OSAKA, Japan - Some 50 people staged a sit-in Monday in the city of Hiroshima in southwestern Japan to protest the latest experiments conducted by the United States to examine the effectiveness of its nuclear weapons using minute amounts of plutonium, according to a report reaching here.
The protest was held in response to reports that the US conducted the tests last November and this March at the Sandia National Laboratories in New Mexico using "Z machine" equipment capable of generating the strongest X-rays in the world to simulate the fusion that occurs in nuclear weapons.

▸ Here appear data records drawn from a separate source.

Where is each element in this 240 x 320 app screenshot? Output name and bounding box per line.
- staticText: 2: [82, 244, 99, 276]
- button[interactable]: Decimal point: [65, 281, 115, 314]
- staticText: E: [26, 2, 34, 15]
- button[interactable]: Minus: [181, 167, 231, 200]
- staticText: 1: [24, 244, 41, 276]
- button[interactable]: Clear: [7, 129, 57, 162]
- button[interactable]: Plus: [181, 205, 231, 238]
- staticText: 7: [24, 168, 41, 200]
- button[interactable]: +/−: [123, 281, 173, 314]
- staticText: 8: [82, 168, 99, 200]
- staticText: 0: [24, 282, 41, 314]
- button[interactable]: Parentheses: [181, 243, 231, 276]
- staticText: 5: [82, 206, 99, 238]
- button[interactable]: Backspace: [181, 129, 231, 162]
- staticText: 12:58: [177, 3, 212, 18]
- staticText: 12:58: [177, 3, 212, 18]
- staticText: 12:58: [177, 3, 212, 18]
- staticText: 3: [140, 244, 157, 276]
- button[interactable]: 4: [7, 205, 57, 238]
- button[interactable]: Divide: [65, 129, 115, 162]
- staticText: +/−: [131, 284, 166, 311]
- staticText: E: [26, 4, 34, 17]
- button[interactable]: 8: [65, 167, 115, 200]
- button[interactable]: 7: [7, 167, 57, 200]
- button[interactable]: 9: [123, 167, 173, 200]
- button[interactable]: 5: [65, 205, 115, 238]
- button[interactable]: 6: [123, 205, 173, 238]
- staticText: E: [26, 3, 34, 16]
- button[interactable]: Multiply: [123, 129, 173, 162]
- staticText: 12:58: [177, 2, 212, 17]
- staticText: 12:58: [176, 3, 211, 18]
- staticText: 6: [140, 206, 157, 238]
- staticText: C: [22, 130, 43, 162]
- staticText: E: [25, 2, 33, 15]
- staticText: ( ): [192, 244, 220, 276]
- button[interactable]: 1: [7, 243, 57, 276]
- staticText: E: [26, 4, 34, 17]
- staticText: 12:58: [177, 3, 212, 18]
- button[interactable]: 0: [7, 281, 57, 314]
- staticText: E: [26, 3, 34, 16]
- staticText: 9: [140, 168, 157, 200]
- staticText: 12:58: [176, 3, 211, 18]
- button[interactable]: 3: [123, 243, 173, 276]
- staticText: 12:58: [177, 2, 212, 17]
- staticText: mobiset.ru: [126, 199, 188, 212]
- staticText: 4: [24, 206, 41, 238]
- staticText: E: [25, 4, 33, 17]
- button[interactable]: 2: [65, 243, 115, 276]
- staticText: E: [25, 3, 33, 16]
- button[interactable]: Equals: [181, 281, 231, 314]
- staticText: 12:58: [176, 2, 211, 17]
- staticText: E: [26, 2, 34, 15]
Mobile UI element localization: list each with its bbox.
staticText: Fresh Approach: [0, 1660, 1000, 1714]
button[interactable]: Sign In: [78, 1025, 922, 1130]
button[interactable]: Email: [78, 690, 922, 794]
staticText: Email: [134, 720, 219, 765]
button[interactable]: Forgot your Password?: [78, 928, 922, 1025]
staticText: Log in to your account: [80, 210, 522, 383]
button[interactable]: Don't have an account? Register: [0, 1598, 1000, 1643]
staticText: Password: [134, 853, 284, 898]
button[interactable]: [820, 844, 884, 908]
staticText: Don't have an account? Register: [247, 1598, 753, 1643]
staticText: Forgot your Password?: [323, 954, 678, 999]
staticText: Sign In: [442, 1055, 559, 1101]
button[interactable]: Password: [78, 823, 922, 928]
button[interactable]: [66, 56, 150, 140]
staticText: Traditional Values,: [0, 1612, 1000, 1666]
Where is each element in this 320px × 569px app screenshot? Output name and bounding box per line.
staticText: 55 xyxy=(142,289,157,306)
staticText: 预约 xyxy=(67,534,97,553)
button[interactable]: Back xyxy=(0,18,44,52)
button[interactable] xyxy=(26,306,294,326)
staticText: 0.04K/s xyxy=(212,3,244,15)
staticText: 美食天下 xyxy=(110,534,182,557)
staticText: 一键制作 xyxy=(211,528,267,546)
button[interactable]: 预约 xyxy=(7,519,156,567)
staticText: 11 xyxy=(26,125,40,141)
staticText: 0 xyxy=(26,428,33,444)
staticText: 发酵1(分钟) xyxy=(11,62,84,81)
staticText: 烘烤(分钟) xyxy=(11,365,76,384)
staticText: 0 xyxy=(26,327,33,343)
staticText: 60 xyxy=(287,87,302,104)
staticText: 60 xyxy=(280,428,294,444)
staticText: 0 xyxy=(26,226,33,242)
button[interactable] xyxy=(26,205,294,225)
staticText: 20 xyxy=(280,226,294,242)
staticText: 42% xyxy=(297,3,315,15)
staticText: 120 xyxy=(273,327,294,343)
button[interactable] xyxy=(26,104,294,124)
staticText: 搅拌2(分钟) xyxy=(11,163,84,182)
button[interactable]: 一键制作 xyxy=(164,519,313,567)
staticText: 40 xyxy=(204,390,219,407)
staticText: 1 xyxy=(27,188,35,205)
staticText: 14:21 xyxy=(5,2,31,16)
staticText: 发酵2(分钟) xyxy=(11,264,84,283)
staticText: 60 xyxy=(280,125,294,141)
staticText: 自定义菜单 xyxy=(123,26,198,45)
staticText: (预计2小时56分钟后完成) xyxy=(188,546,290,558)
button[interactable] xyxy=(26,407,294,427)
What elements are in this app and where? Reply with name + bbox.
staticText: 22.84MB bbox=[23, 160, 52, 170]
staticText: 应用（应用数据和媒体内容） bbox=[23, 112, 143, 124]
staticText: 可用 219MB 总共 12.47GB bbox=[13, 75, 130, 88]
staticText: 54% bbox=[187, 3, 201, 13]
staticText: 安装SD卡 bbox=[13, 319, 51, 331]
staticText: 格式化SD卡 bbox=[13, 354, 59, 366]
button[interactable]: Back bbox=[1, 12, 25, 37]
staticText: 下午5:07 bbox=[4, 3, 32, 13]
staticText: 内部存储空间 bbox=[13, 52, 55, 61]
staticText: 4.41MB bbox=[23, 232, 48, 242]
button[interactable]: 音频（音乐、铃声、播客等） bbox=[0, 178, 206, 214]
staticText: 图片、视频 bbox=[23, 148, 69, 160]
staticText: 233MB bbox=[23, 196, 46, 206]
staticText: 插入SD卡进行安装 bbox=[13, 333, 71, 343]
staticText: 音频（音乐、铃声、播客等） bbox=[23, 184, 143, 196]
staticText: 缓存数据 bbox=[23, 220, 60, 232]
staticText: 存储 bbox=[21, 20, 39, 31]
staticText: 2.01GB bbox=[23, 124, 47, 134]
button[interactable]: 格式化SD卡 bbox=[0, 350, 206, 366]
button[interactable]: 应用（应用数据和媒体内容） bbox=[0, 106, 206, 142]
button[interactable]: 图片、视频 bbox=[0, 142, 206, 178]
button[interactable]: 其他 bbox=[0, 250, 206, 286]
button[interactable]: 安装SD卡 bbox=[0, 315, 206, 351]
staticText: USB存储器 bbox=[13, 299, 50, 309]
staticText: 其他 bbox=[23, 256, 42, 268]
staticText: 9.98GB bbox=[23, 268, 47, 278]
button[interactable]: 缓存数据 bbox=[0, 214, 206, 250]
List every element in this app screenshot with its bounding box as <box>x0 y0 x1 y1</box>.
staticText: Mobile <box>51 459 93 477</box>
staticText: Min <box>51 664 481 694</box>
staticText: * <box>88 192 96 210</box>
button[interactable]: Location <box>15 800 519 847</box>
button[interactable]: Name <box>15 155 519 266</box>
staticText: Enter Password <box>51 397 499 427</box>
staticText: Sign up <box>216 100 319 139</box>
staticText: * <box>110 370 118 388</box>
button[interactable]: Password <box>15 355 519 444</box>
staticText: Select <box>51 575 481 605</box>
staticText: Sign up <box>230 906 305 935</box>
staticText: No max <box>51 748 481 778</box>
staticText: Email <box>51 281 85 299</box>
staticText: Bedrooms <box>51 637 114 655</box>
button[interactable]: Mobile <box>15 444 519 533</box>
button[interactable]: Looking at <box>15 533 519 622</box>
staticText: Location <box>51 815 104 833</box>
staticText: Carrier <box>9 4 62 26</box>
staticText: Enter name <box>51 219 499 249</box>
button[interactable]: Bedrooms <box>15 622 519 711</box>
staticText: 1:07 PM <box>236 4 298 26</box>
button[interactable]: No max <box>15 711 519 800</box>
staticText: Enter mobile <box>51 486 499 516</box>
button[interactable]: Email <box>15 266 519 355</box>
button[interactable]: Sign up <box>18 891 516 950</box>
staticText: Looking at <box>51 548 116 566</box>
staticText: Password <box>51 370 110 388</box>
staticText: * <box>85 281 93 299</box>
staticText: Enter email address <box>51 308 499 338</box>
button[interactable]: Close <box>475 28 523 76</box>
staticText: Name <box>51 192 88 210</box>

Putting up a protest banner in Hiroshima's Peace Memorial Park, Nobuo Takahashi, 72-year-old leader of the Hiroshima Council against Atomic and Hydrogen Bombs, said the tests were an " unforgivable act" that insults the victims of the atomic bombings.
In a related development, Tomihisa Taue, mayor of Nagasaki, sent a letter to US President Barack Obama via the US Embassy in Tokyo, denouncing the tests as setting back the efforts of the international community to create a world free of atomic arms, the report said.
Hiroshima and Nagasaki were hit by atomic bombs at the end of World War II . The first bomb was detonated by the US over Hiroshima on August 6, 1945, killing an estimated 140,000 people and the second on Nagasaki three days later.